# 2 Gallon Fish Bowl w/ Java Plants



## hurley0816 (Sep 18, 2005)

I like it alot! just put some substrate in there and it would be awesome!


----------



## PinoyBoy (Mar 14, 2008)

Looks good. Atleast it's not a betta.


----------



## dacrax07 (Jan 10, 2009)

With some substrate, the bowl will look awesome! I recommend fine black substrate.


----------



## resonator (Jan 27, 2007)

Thanks all. I got a few RCS today and added them. If I can get my hands on a small amount of black substrate, I'll add it too. I guess these shrimps.. if breeding, like to bury themselves in the stuff (?)


----------



## dj2005 (Apr 23, 2009)

No RCS do not bury themselves.

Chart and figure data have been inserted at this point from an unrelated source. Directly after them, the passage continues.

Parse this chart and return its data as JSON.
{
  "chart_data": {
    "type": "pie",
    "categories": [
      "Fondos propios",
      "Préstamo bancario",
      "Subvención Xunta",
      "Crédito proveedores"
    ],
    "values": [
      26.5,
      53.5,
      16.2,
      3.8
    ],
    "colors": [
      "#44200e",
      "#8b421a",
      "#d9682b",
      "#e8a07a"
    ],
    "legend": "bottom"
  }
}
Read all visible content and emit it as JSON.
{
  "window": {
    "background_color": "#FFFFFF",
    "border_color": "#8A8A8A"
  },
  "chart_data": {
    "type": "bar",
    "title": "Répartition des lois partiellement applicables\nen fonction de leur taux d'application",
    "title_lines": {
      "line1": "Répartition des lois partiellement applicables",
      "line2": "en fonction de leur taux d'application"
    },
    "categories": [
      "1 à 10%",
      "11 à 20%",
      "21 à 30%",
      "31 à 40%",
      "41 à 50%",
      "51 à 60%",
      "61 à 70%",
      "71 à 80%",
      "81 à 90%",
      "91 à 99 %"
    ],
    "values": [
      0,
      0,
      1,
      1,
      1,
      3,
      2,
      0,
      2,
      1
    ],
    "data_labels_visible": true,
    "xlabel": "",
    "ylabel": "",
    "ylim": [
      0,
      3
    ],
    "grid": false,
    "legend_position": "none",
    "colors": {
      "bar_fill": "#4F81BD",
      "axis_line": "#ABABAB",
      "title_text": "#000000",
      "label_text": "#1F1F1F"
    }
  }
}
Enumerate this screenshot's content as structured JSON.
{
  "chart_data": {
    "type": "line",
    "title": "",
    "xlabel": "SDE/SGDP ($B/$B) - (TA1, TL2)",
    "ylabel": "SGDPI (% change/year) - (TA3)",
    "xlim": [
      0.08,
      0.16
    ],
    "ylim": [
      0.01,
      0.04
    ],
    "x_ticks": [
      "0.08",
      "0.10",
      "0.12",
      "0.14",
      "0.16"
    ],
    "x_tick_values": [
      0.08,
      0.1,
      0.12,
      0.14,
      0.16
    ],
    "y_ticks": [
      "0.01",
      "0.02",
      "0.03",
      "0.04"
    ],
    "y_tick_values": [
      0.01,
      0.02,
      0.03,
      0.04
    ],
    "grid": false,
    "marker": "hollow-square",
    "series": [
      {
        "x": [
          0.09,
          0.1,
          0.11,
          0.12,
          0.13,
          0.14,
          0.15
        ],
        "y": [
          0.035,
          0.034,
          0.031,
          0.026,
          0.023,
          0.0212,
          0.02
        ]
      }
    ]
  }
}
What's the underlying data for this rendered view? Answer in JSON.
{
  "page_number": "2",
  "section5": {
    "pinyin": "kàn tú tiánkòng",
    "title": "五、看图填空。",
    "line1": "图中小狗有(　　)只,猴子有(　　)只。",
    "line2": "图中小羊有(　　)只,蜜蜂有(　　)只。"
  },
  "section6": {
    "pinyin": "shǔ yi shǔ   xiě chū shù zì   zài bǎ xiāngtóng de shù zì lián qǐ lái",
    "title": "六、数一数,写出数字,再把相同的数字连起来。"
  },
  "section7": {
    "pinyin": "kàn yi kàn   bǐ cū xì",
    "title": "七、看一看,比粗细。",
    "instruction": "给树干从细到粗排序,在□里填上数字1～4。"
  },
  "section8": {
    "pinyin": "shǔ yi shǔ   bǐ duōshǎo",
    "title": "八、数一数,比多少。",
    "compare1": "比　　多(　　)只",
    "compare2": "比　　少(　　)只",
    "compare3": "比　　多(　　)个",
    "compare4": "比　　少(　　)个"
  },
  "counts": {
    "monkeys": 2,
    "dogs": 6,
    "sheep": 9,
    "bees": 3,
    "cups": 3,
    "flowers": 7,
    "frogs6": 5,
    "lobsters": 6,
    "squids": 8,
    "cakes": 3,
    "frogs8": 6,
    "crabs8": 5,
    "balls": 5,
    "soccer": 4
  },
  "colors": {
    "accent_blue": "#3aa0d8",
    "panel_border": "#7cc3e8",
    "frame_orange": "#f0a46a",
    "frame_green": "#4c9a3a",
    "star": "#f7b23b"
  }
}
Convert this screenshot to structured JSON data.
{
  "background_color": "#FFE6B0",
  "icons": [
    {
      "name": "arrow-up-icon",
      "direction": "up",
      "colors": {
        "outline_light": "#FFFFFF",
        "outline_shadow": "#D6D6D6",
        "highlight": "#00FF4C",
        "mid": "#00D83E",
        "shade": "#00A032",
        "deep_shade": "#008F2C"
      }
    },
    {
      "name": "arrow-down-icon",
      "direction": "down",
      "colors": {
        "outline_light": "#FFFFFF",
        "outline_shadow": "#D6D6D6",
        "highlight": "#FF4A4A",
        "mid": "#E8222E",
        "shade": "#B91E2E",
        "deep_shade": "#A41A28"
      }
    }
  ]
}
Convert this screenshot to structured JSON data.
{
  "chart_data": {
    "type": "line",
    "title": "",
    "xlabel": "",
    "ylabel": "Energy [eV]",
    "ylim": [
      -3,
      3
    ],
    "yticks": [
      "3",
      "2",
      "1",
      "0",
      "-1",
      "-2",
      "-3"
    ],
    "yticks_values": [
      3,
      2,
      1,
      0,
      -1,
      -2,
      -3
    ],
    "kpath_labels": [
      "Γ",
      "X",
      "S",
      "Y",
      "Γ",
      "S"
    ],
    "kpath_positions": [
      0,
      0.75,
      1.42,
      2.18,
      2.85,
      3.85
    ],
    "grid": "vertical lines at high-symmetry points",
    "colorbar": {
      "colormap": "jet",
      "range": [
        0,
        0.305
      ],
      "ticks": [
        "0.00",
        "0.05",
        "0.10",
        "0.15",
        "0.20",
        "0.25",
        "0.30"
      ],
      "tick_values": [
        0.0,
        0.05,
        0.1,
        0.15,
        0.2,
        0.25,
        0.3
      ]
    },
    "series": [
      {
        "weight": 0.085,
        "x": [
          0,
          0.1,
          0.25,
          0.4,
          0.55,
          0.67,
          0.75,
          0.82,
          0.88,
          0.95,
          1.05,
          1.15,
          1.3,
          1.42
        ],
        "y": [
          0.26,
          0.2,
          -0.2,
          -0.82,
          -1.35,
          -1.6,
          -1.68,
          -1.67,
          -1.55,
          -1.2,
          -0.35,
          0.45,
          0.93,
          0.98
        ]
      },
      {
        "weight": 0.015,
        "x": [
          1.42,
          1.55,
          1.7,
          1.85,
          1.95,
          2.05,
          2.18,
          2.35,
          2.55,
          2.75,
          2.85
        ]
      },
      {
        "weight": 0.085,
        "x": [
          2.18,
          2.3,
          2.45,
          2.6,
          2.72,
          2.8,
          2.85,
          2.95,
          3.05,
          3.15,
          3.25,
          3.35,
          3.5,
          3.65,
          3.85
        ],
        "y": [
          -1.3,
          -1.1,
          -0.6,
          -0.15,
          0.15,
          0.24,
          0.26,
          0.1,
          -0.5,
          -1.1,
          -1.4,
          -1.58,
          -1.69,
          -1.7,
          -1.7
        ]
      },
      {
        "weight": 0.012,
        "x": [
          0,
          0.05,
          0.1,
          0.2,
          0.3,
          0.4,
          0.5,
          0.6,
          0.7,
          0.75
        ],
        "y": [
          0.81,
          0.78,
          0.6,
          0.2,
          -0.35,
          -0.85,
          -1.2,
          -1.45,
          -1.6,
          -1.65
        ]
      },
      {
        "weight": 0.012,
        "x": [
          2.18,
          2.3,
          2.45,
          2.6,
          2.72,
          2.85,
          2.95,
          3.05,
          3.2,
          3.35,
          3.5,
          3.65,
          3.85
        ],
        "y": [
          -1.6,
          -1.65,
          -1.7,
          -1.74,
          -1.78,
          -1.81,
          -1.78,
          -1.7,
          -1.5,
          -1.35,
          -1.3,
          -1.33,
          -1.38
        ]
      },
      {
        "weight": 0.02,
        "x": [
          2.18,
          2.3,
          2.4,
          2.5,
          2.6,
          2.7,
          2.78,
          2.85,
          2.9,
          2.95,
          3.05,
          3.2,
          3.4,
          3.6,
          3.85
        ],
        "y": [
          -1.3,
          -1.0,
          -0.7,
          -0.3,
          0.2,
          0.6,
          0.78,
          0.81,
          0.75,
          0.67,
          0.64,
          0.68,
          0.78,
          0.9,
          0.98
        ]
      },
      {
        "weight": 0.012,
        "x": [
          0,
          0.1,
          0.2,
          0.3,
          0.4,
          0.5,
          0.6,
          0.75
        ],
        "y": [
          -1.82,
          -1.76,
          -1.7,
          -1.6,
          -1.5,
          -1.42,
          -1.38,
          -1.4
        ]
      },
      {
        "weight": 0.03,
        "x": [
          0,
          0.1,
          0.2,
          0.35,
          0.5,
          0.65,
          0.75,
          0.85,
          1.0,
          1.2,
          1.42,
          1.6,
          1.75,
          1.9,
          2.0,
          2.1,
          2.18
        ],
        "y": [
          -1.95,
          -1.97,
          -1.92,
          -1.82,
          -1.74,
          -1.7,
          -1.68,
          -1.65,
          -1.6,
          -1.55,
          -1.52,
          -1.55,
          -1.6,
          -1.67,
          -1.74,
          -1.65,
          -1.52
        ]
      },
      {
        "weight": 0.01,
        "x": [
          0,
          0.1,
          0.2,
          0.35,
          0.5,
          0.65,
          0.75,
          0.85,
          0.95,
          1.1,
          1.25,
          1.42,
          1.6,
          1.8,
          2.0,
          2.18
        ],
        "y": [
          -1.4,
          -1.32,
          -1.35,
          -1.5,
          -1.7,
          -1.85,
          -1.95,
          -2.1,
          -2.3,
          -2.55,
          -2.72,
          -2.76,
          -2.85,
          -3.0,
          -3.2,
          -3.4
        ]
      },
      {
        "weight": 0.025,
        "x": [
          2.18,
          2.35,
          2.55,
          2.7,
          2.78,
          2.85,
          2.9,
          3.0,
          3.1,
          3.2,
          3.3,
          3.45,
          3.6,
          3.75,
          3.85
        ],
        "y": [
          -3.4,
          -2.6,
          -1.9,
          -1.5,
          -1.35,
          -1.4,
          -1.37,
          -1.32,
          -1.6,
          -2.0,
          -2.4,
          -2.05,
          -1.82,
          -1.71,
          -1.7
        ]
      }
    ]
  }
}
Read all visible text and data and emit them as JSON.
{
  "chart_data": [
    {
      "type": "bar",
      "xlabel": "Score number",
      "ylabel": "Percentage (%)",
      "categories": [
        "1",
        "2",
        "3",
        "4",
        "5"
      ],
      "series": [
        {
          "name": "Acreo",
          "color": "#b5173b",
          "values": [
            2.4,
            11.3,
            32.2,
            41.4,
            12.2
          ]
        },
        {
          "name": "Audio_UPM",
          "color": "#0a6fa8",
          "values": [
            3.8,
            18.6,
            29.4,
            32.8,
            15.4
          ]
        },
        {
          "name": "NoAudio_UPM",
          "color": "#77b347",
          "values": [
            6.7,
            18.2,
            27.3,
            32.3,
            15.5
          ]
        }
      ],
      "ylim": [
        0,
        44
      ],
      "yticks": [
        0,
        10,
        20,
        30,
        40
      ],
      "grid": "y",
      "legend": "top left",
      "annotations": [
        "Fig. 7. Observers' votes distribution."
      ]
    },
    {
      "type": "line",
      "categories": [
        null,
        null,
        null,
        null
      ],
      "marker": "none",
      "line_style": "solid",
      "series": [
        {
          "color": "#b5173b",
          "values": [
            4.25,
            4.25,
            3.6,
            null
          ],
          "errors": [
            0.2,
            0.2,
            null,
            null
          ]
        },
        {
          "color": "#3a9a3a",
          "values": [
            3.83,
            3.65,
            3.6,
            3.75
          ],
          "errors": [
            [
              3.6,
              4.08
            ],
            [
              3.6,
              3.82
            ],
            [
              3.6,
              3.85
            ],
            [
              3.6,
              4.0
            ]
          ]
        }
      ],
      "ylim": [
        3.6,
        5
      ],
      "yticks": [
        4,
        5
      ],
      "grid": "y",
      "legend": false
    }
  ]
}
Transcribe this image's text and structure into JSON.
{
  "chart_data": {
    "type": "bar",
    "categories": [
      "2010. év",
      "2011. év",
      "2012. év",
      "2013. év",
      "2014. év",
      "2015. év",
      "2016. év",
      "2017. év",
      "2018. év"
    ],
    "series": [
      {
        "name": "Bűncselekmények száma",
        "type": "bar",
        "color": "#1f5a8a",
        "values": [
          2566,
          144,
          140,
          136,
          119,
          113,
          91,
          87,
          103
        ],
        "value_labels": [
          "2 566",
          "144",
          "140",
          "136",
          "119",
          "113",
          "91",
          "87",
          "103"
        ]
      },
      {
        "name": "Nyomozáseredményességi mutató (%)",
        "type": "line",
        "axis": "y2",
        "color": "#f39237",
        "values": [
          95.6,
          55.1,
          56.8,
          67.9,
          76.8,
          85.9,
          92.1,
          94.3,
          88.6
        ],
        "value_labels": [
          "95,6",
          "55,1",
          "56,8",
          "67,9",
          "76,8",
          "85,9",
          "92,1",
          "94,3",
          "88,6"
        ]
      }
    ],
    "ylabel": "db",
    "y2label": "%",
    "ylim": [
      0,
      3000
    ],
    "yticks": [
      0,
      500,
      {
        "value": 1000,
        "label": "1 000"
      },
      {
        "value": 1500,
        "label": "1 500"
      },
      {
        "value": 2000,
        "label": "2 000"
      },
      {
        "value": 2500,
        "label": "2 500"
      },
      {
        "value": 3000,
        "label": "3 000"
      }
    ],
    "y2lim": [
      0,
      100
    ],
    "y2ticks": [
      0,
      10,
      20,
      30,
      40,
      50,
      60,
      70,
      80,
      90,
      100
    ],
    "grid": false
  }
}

You might be confusing the term "berried" with "buried." Berried = pregnant shrimp.

Nice looking bowl.


----------



## resonator (Jan 27, 2007)

Heh, yes, you are right, I had "berried" and "burried" confused. And here I thought people who were writing about RCS were just poor spellers. Thanks for the clue!


----------



## inghamb87 (Mar 10, 2010)

Mind if I ask what the bowl is resting on (the base). It almost seems like it's gonna fall ... i know it's a dumb question but had to ask out of curiosity


----------



## resonator (Jan 27, 2007)

It's a ceramic jar with the lid removed. The bowl rests inside of it well. It's nice n' heavy and it makes a really solid base and raises the bowl up for better visibility.


----------



## Cheapskate (Mar 24, 2010)

this looks really nice! I love white clouds!


----------